The digital transformation of education requires the development of innovative artificial intelligence tools that enable personalized and adaptive learning. Despite advances such as large language models (LLM) and search assisted generation (RAG) systems that offer tailored learning experiences, there is an urgent need to address the complex interplay of emotions, motivation, personality and sociocultural factors that influence learning pathways myself. Intelligent learning systems (ITS) exemplify advances in the use of artificial intelligence to dynamically analyze and respond to individual student performance, thereby promoting enriched engagement and understanding.

The aim of this Research Topic is to highlight significant AI-based advances and methodologies in the educational sphere, focusing on their practical applications and theoretical foundations. The emphasis is on systems such as ITS and multimodal learning environments that not only adapt to the diverse needs of students, but also enrich learning through tailored feedback and content adjustments based on real-time analysis, taking into account individual student profiles, also in terms of personality, emotions and cognitive abilities. Additionally, basic research on AI’s ability to recognize and adapt to individual learning motivations will also be explored to inform future technological improvements.

To gather further information on improving educational practices with AI, please visit our articles on topics including:

● Development and effectiveness of adaptive learning systems based on artificial intelligence.
● The use of artificial intelligence in multimodal educational settings covering various types of media.
● Innovations in artificial intelligence enabling real-time assessment and feedback in educational contexts.
● Ethical considerations and implications of artificial intelligence in education.
● Applications of artificial intelligence in special education and their role in supporting inclusive learning environments.
● Predictive AI tools to identify at-risk students and improve retention rates.
● Case studies of AI-based interventions that adapt to students’ psychological and emotional needs.
● Research and theoretical contributions on the psychological factors (e.g. personality, emotions, cognitive abilities) of students and how they should be analyzed in the context of artificial intelligence in education to promote personalized learning
● Theoretical research into the potential impact of artificial intelligence on educational outcomes and processes.

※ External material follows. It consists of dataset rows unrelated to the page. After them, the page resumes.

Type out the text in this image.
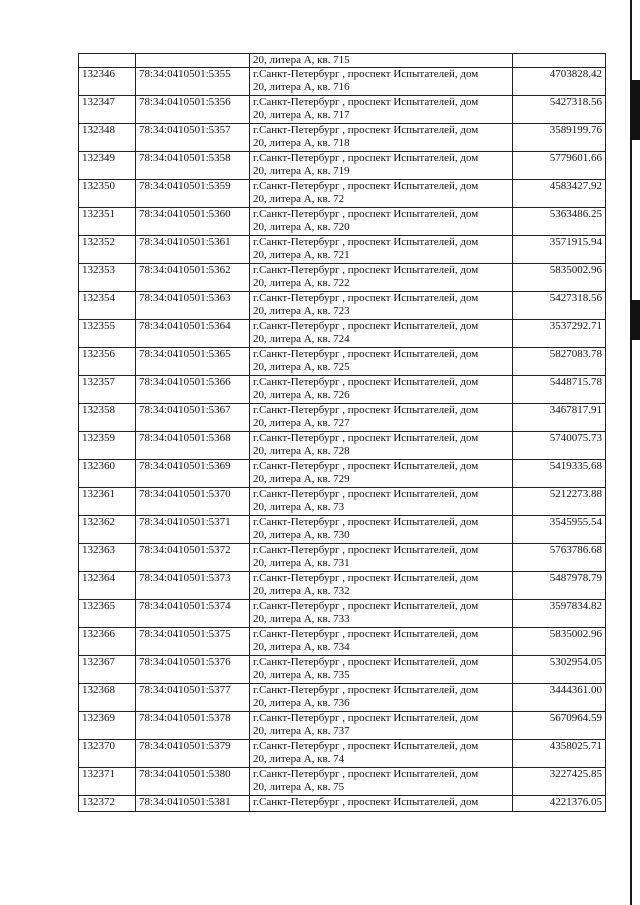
		20, литера А, кв. 715	

132346	78:34:0410501:5355	г.Санкт-Петербург , проспект Испытателей, дом
20, литера А, кв. 716	4703828.42
132347	78:34:0410501:5356	г.Санкт-Петербург , проспект Испытателей, дом
20, литера А, кв. 717	5427318.56
132348	78:34:0410501:5357	г.Санкт-Петербург , проспект Испытателей, дом
20, литера А, кв. 718	3589199.76
132349	78:34:0410501:5358	г.Санкт-Петербург , проспект Испытателей, дом
20, литера А, кв. 719	5779601.66
132350	78:34:0410501:5359	г.Санкт-Петербург , проспект Испытателей, дом
20, литера А, кв. 72	4583427.92
132351	78:34:0410501:5360	г.Санкт-Петербург , проспект Испытателей, дом
20, литера А, кв. 720	5363486.25
132352	78:34:0410501:5361	г.Санкт-Петербург , проспект Испытателей, дом
20, литера А, кв. 721	3571915.94
132353	78:34:0410501:5362	г.Санкт-Петербург , проспект Испытателей, дом
20, литера А, кв. 722	5835002.96
132354	78:34:0410501:5363	г.Санкт-Петербург , проспект Испытателей, дом
20, литера А, кв. 723	5427318.56
132355	78:34:0410501:5364	г.Санкт-Петербург , проспект Испытателей, дом
20, литера А, кв. 724	3537292.71
132356	78:34:0410501:5365	г.Санкт-Петербург , проспект Испытателей, дом
20, литера А, кв. 725	5827083.78
132357	78:34:0410501:5366	г.Санкт-Петербург , проспект Испытателей, дом
20, литера А, кв. 726	5448715.78
132358	78:34:0410501:5367	г.Санкт-Петербург , проспект Испытателей, дом
20, литера А, кв. 727	3467817.91
132359	78:34:0410501:5368	г.Санкт-Петербург , проспект Испытателей, дом
20, литера А, кв. 728	5740075.73
132360	78:34:0410501:5369	г.Санкт-Петербург , проспект Испытателей, дом
20, литера А, кв. 729	5419335.68
132361	78:34:0410501:5370	г.Санкт-Петербург , проспект Испытателей, дом
20, литера А, кв. 73	5212273.88
132362	78:34:0410501:5371	г.Санкт-Петербург , проспект Испытателей, дом
20, литера А, кв. 730	3545955.54
132363	78:34:0410501:5372	г.Санкт-Петербург , проспект Испытателей, дом
20, литера А, кв. 731	5763786.68
132364	78:34:0410501:5373	г.Санкт-Петербург , проспект Испытателей, дом
20, литера А, кв. 732	5487978.79
132365	78:34:0410501:5374	г.Санкт-Петербург , проспект Испытателей, дом
20, литера А, кв. 733	3597834.82
132366	78:34:0410501:5375	г.Санкт-Петербург , проспект Испытателей, дом
20, литера А, кв. 734	5835002.96
132367	78:34:0410501:5376	г.Санкт-Петербург , проспект Испытателей, дом
20, литера А, кв. 735	5302954.05
132368	78:34:0410501:5377	г.Санкт-Петербург , проспект Испытателей, дом
20, литера А, кв. 736	3444361.00
132369	78:34:0410501:5378	г.Санкт-Петербург , проспект Испытателей, дом
20, литера А, кв. 737	5670964.59
132370	78:34:0410501:5379	г.Санкт-Петербург , проспект Испытателей, дом
20, литера А, кв. 74	4358025.71
132371	78:34:0410501:5380	г.Санкт-Петербург , проспект Испытателей, дом
20, литера А, кв. 75	3227425.85
132372	78:34:0410501:5381	г.Санкт-Петербург , проспект Испытателей, дом	4221376.05
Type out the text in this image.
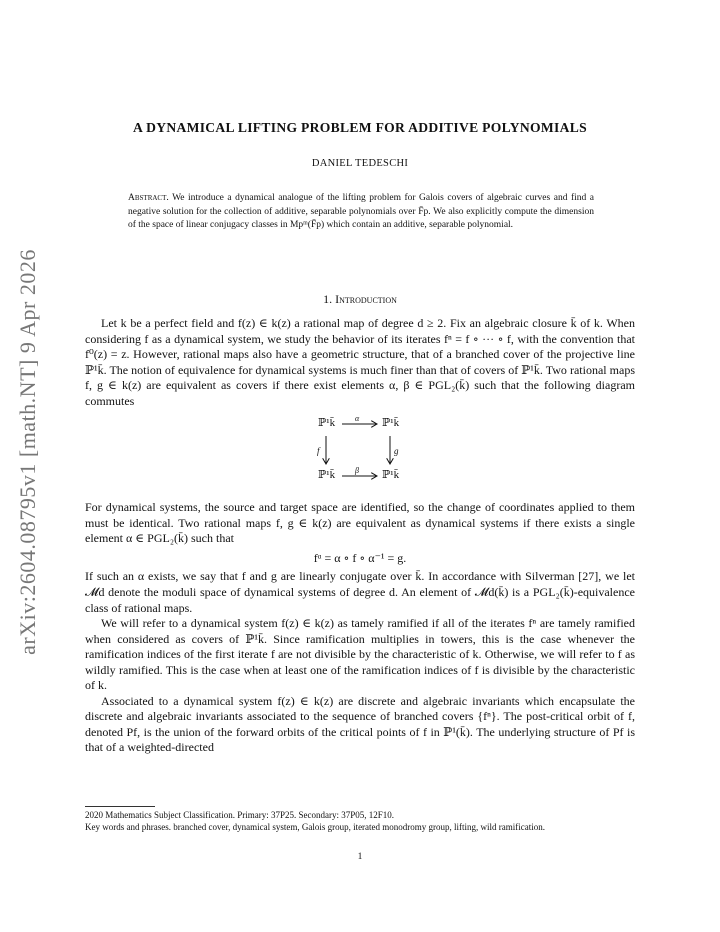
arXiv:2604.08795v1 [math.NT] 9 Apr 2026
A DYNAMICAL LIFTING PROBLEM FOR ADDITIVE POLYNOMIALS
DANIEL TEDESCHI
Abstract. We introduce a dynamical analogue of the lifting problem for Galois covers of algebraic curves and find a negative solution for the collection of additive, separable polynomials over F̄p. We also explicitly compute the dimension of the space of linear conjugacy classes in Mpᵐ(F̄p) which contain an additive, separable polynomial.
1. Introduction

Let k be a perfect field and f(z) ∈ k(z) a rational map of degree d ≥ 2. Fix an algebraic closure k̄ of k. When considering f as a dynamical system, we study the behavior of its iterates fⁿ = f ∘ ··· ∘ f, with the convention that f⁰(z) = z. However, rational maps also have a geometric structure, that of a branched cover of the projective line ℙ¹k̄. The notion of equivalence for dynamical systems is much finer than that of covers of ℙ¹k̄. Two rational maps f, g ∈ k(z) are equivalent as covers if there exist elements α, β ∈ PGL₂(k̄) such that the following diagram commutes

ℙ¹k̄	ℙ¹k̄
ℙ¹k̄	ℙ¹k̄
α
β
f	g

For dynamical systems, the source and target space are identified, so the change of coordinates applied to them must be identical. Two rational maps f, g ∈ k(z) are equivalent as dynamical systems if there exists a single element α ∈ PGL₂(k̄) such that

fᵅ = α ∘ f ∘ α⁻¹ = g.

If such an α exists, we say that f and g are linearly conjugate over k̄. In accordance with Silverman [27], we let 𝓜d denote the moduli space of dynamical systems of degree d. An element of 𝓜d(k̄) is a PGL₂(k̄)-equivalence class of rational maps.

We will refer to a dynamical system f(z) ∈ k(z) as tamely ramified if all of the iterates fⁿ are tamely ramified when considered as covers of ℙ¹k̄. Since ramification multiplies in towers, this is the case whenever the ramification indices of the first iterate f are not divisible by the characteristic of k. Otherwise, we will refer to f as wildly ramified. This is the case when at least one of the ramification indices of f is divisible by the characteristic of k.

Associated to a dynamical system f(z) ∈ k(z) are discrete and algebraic invariants which encapsulate the discrete and algebraic invariants associated to the sequence of branched covers {fⁿ}. The post-critical orbit of f, denoted Pf, is the union of the forward orbits of the critical points of f in ℙ¹(k̄). The underlying structure of Pf is that of a weighted-directed

2020 Mathematics Subject Classification. Primary: 37P25. Secondary: 37P05, 12F10.

Key words and phrases. branched cover, dynamical system, Galois group, iterated monodromy group, lifting, wild ramification.

1
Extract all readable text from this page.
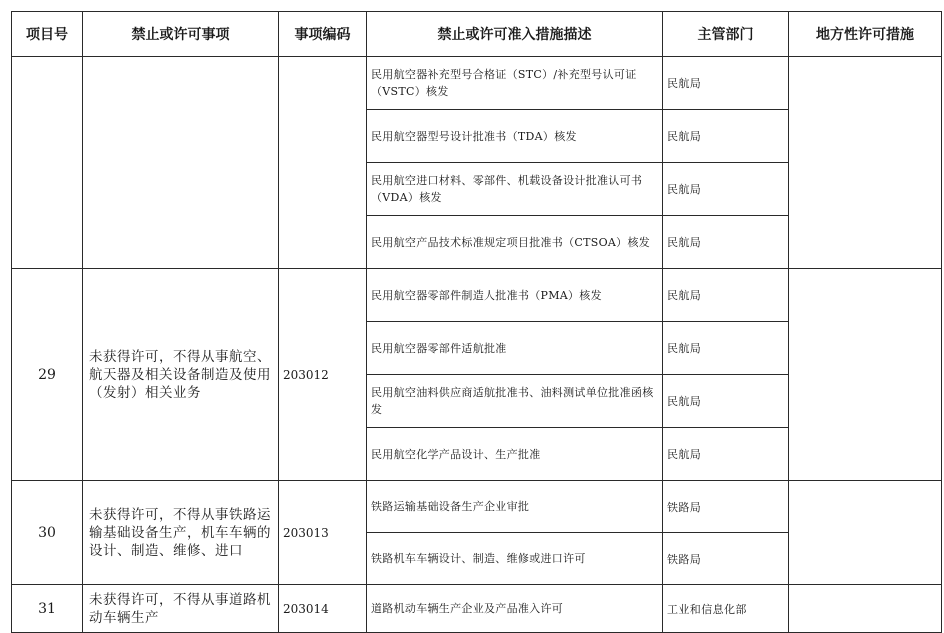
项目号	禁止或许可事项	事项编码	禁止或许可准入措施描述	主管部门	地方性许可措施
			民用航空器补充型号合格证（STC）/补充型号认可证（VSTC）核发	民航局	
			民用航空器型号设计批准书（TDA）核发	民航局	
			民用航空进口材料、零部件、机载设备设计批准认可书（VDA）核发	民航局	
			民用航空产品技术标准规定项目批准书（CTSOA）核发	民航局	
29	未获得许可，不得从事航空、航天器及相关设备制造及使用（发射）相关业务	203012	民用航空器零部件制造人批准书（PMA）核发	民航局	
			民用航空器零部件适航批准	民航局	
			民用航空油料供应商适航批准书、油料测试单位批准函核发	民航局	
			民用航空化学产品设计、生产批准	民航局	
30	未获得许可，不得从事铁路运输基础设备生产，机车车辆的设计、制造、维修、进口	203013	铁路运输基础设备生产企业审批	铁路局	
			铁路机车车辆设计、制造、维修或进口许可	铁路局	
31	未获得许可，不得从事道路机动车辆生产	203014	道路机动车辆生产企业及产品准入许可	工业和信息化部	
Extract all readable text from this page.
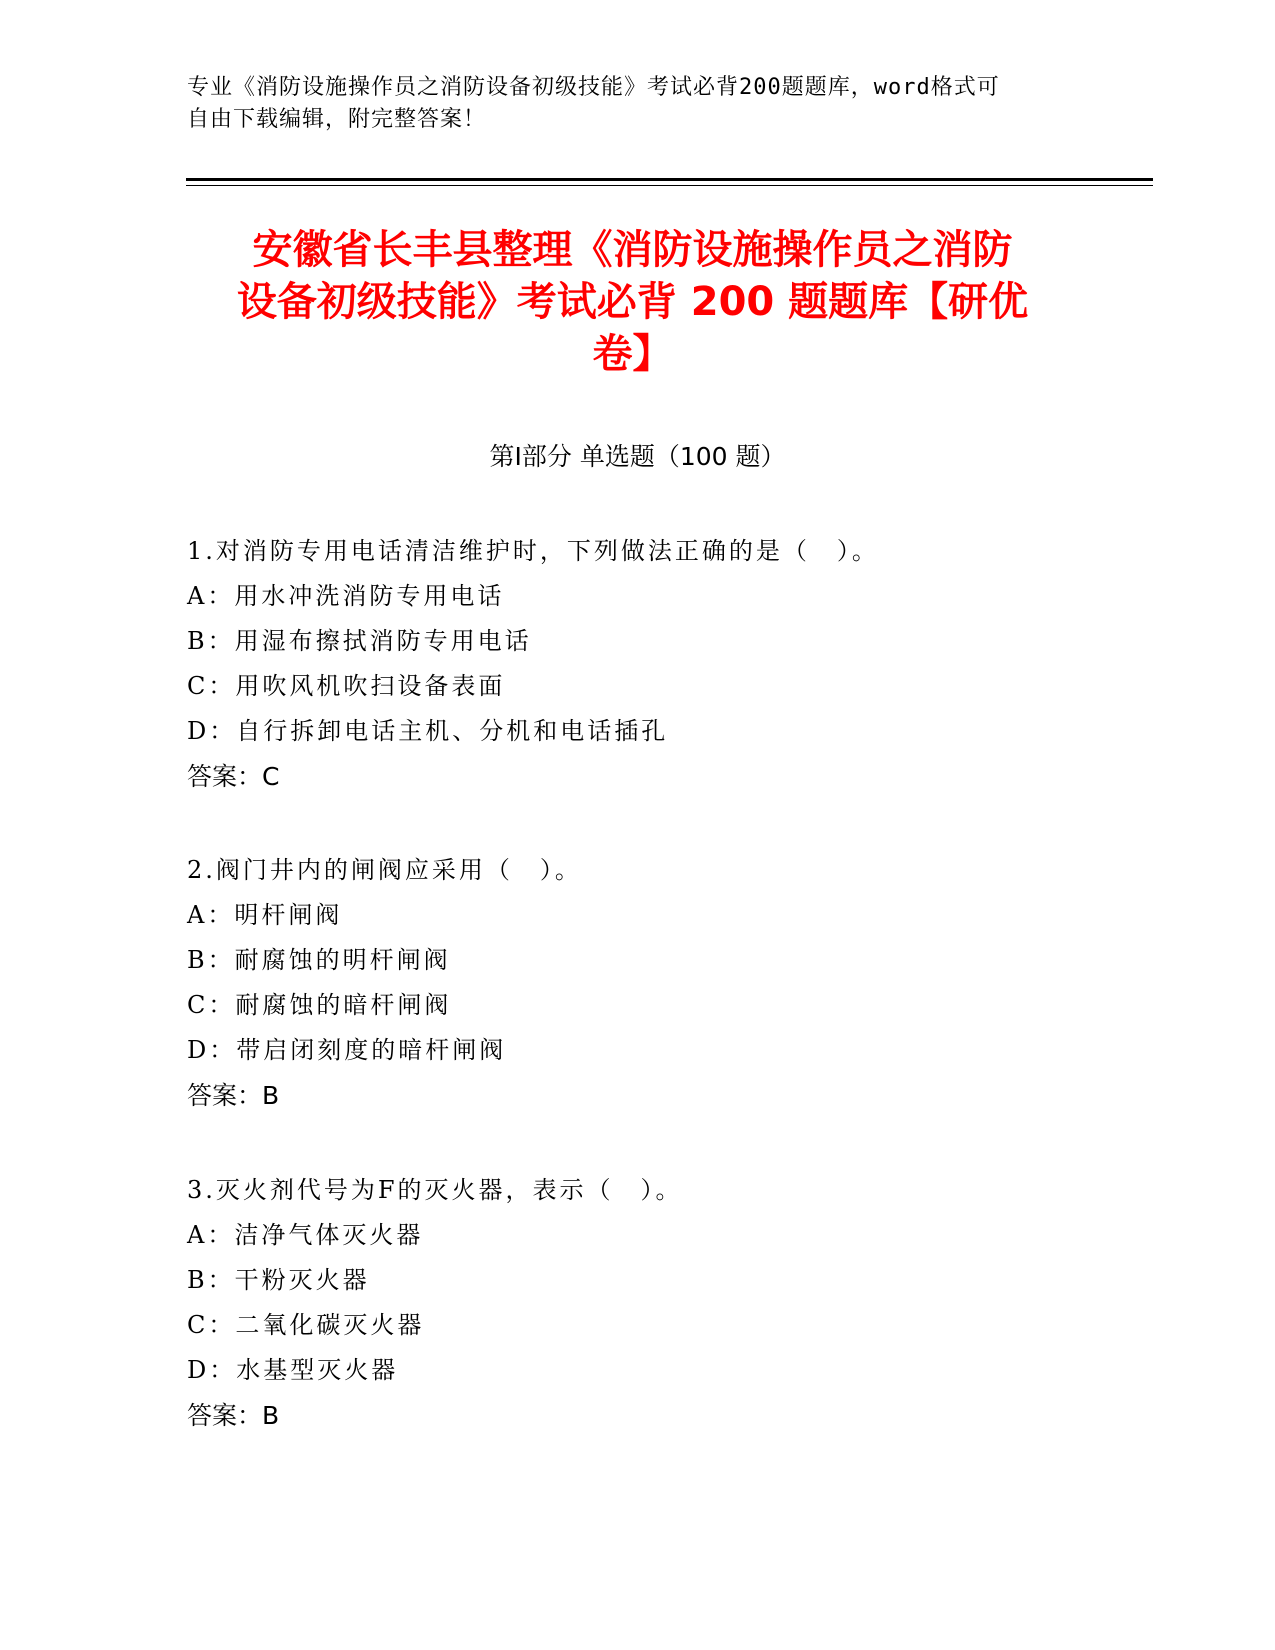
专业《消防设施操作员之消防设备初级技能》考试必背200题题库，word格式可
自由下载编辑，附完整答案！
安徽省长丰县整理《消防设施操作员之消防
设备初级技能》考试必背 200 题题库【研优
卷】
第Ⅰ部分 单选题（100 题）
1.对消防专用电话清洁维护时，下列做法正确的是（　）。
A：用水冲洗消防专用电话
B：用湿布擦拭消防专用电话
C：用吹风机吹扫设备表面
D：自行拆卸电话主机、分机和电话插孔
答案：C
2.阀门井内的闸阀应采用（　）。
A：明杆闸阀
B：耐腐蚀的明杆闸阀
C：耐腐蚀的暗杆闸阀
D：带启闭刻度的暗杆闸阀
答案：B
3.灭火剂代号为F的灭火器，表示（　）。
A：洁净气体灭火器
B：干粉灭火器
C：二氧化碳灭火器
D：水基型灭火器
答案：B
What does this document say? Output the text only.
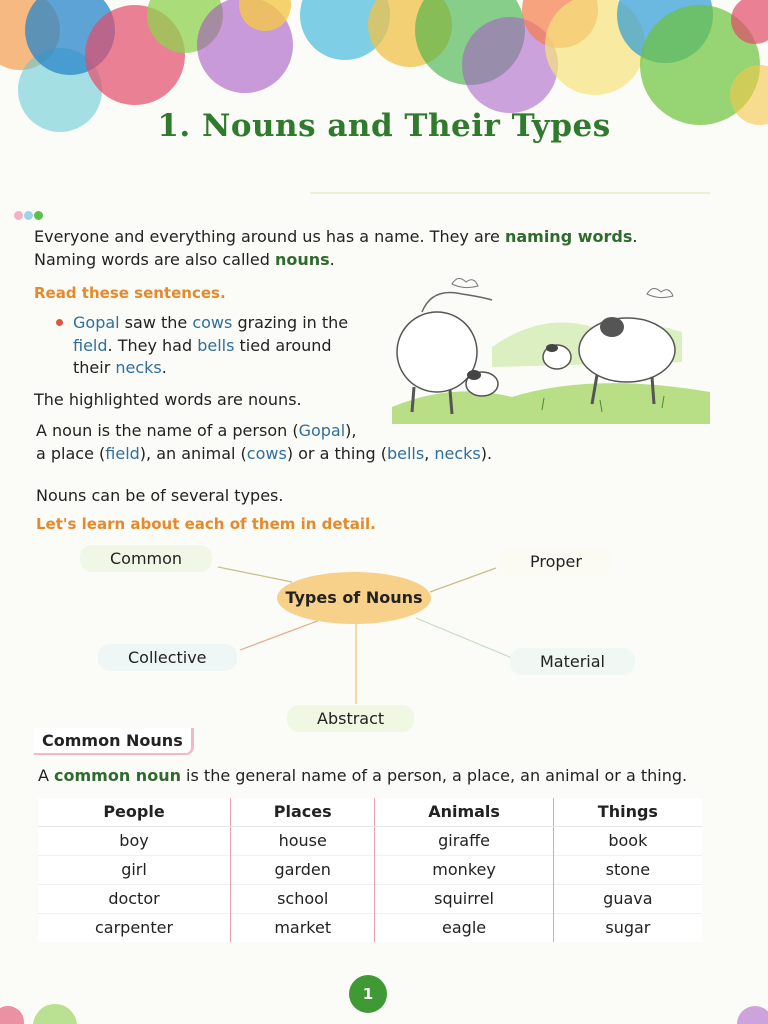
1. Nouns and Their Types
Everyone and everything around us has a name. They are naming words.
Naming words are also called nouns.
Read these sentences.
Gopal saw the cows grazing in the
field. They had bells tied around
their necks.
The highlighted words are nouns.
A noun is the name of a person (Gopal),
a place (field), an animal (cows) or a thing (bells, necks).
Nouns can be of several types.
Let's learn about each of them in detail.
Common	Proper
Types of Nouns
Collective	Material
Abstract
Common Nouns
A common noun is the general name of a person, a place, an animal or a thing.
People	Places	Animals	Things
boy	house	giraffe	book
girl	garden	monkey	stone
doctor	school	squirrel	guava
carpenter	market	eagle	sugar
1
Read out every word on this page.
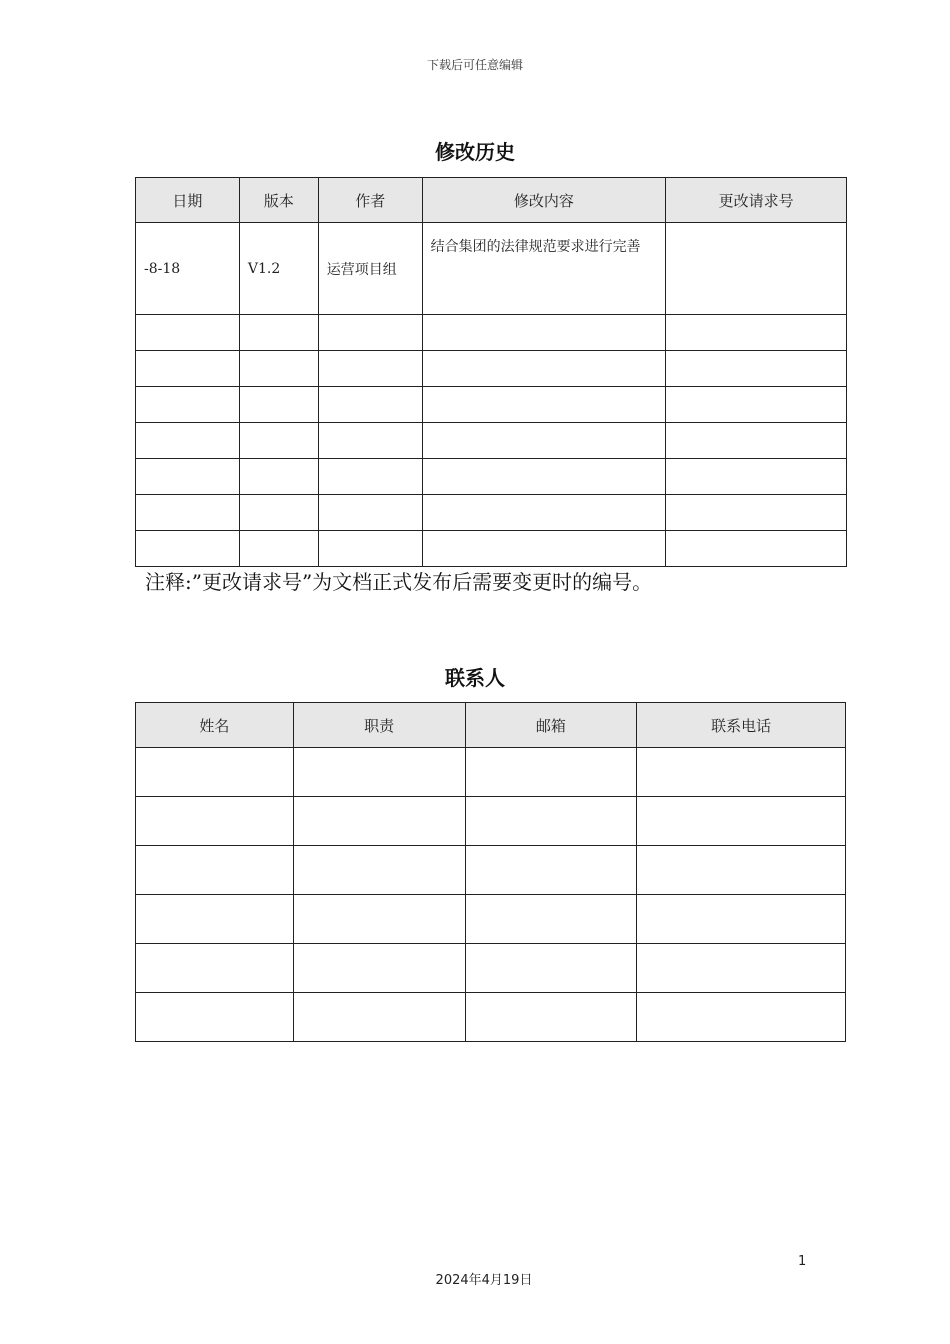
下载后可任意编辑
修改历史
日期	版本	作者	修改内容	更改请求号
-8-18	V1.2	运营项目组	结合集团的法律规范要求进行完善	

注释:”更改请求号”为文档正式发布后需要变更时的编号。
联系人
姓名	职责	邮箱	联系电话

1
2024年4月19日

For this call for papers, we are seeking contributions that combine theoretical concepts with practical implementations, thereby advancing our understanding of how artificial intelligence can be used to create more inclusive, adaptive, and engaging learning experiences.


Keywords: Artificial intelligence in education, personalized learning, adaptive learning systems, multimodal artificial intelligence, intelligent learning systems, human-AI collaboration


Important note: All contributions to this Research Topic must be within the scope of the section and journal to which they were submitted, as defined in their mission statement. Frontiers reserves the right to refer an out-of-scope manuscript to a more appropriate section or journal at any stage of review.